17. De kamer is van oordeel dat in casu reeds het ontbreken van enige mededeling met betrekking tot bedoelde aanwijzingen in de koopovereenkomst in het onderhavige geval voor de notaris aanleiding had moeten zijn zich ten tijde van het opstellen van de concept-transportakte, in ieder geval vóór het passeren van de leveringsakte te vergewissen van de stand van zaken met betrekking tot de onderhavige aanschrijvingen, zoals de uitvoering van de in verband daarmee te verrichten werkzaamheden, de eventuele doorhaling van de aanschrijvingen en de betaling van de kosten van de werkzaamheden. Anders dan de notaris meent komt het enkele (gedeeltelijke) voorlezen en doen vertalen van de leveringsakte daartoe onvoldoende voor, daar moet worden aangenomen dat klager als leek bij ondertekening van de akte onvoldoende heeft beseft wat de consequenties van het opnemen van de aanschrijvingen in de akte en het bestaan daarvan voor hem konden betekenen. Dit klemt te meer nu de concept-akte slechts daags voor de ondertekening, zonder verdere opmerkingen aan klager werd toegezonden. Voorts had de notaris zich er van dienen te vergewissen of klager als koper zich er van bewust was dat in geval de gemeente de werkzaamheden had uitgevoerd en verkoper de rekening (nog) niet had voldaan, klager als koper jegens de gemeente voor de kosten van herstel aansprakelijk was. De enkele constatering dat klager als koper heeft waargenomen dat de werkzaamheden waren uitgevoerd is daarvoor niet voldoende.
18. Reeds op grond van het voorgaande is de kamer van oordeel dat de notaris zijn onderzoek- en informatieplicht tegenover klager niet, althans onvoldoende heeft nageleefd.
19. Hetgeen partijen verder nog naar voren hebben gebracht behoeft gelet op het vorenoverwogene verder geen bespreking meer.
20. De kamer acht de geconstateerde onzorgvuldigheid dusdanig ernstig dat de kamer ter zake daarvan de maatregel van berisping zal opleggen.
- verklaart de klacht gegrond.
- legt de notaris de maatregel van berisping op.

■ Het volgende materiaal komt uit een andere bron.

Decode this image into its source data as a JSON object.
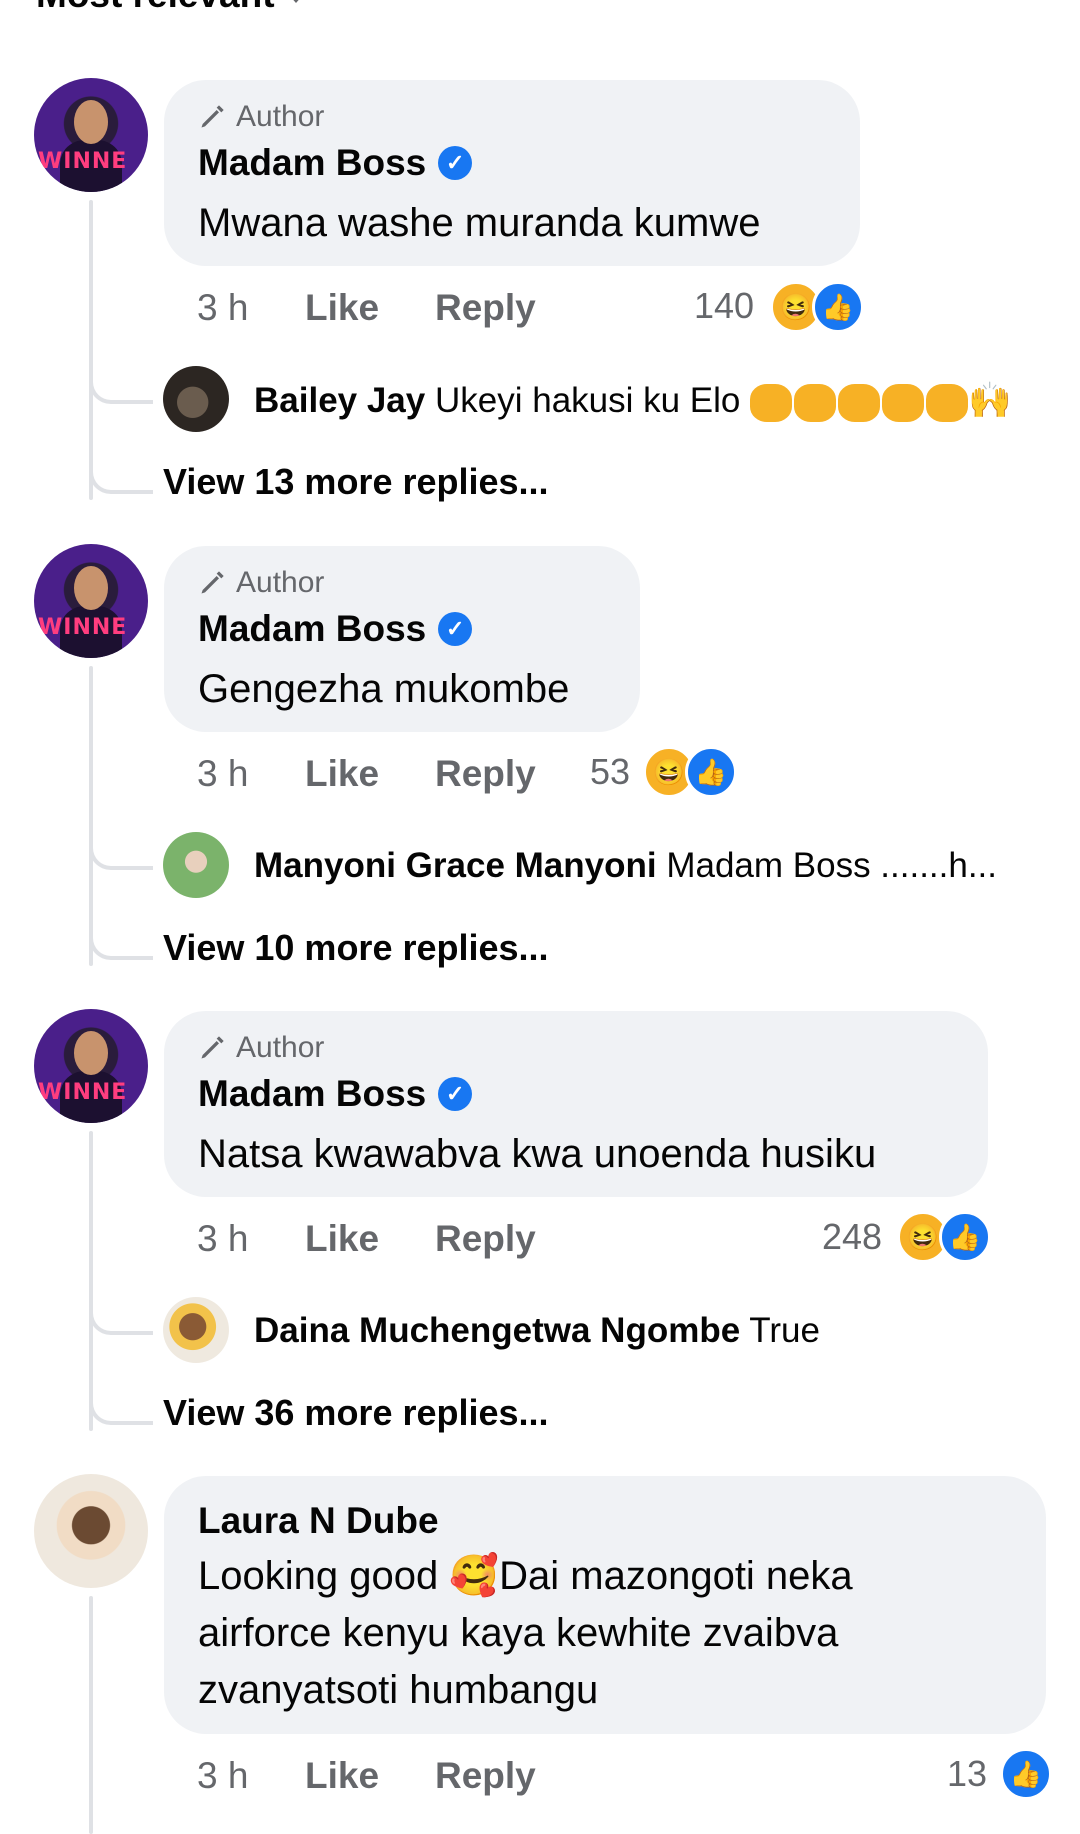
{
  "sort_label": "Most relevant",
  "comments": [
    {
      "badge": "Author",
      "name": "Madam Boss",
      "text": "Mwana washe muranda kumwe",
      "time": "3 h",
      "like_label": "Like",
      "reply_label": "Reply",
      "reaction_count": "140",
      "reply_preview": {
        "name": "Bailey Jay",
        "text": "Ukeyi hakusi ku Elo"
      },
      "view_more": "View 13 more replies..."
    },
    {
      "badge": "Author",
      "name": "Madam Boss",
      "text": "Gengezha mukombe",
      "time": "3 h",
      "like_label": "Like",
      "reply_label": "Reply",
      "reaction_count": "53",
      "reply_preview": {
        "name": "Manyoni Grace Manyoni",
        "text": "Madam Boss .......h..."
      },
      "view_more": "View 10 more replies..."
    },
    {
      "badge": "Author",
      "name": "Madam Boss",
      "text": "Natsa kwawabva kwa unoenda husiku",
      "time": "3 h",
      "like_label": "Like",
      "reply_label": "Reply",
      "reaction_count": "248",
      "reply_preview": {
        "name": "Daina Muchengetwa Ngombe",
        "text": "True"
      },
      "view_more": "View 36 more replies..."
    },
    {
      "name": "Laura N Dube",
      "text_lines": [
        "Looking  good  🥰Dai mazongoti neka",
        "airforce  kenyu kaya kewhite zvaibva",
        "zvanyatsoti humbangu"
      ],
      "time": "3 h",
      "like_label": "Like",
      "reply_label": "Reply",
      "reaction_count": "13"
    }
  ],
  "colors": {
    "verified": "#1877f2",
    "bubble": "#f0f2f5",
    "muted": "#65676b",
    "haha": "#f7b125"
  }
}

- bepaalt dat de berisping zal worden uitgesproken door de voorzitter op een nader te bepalen datum en tijdstip.
- bepaalt dat de secretaris alsdan voor tijdige oproeping van de notaris zal zorgdragen.
De beslissing is gegeven door mrs. W. van Veen, voorzitter, C.H.Kemp-Randewijk,
F. Hoppel, W. van Ringelesteijn en J.H. Jochems, leden, en in het openbaar uitgesproken op vrijdag 19 maart 2004.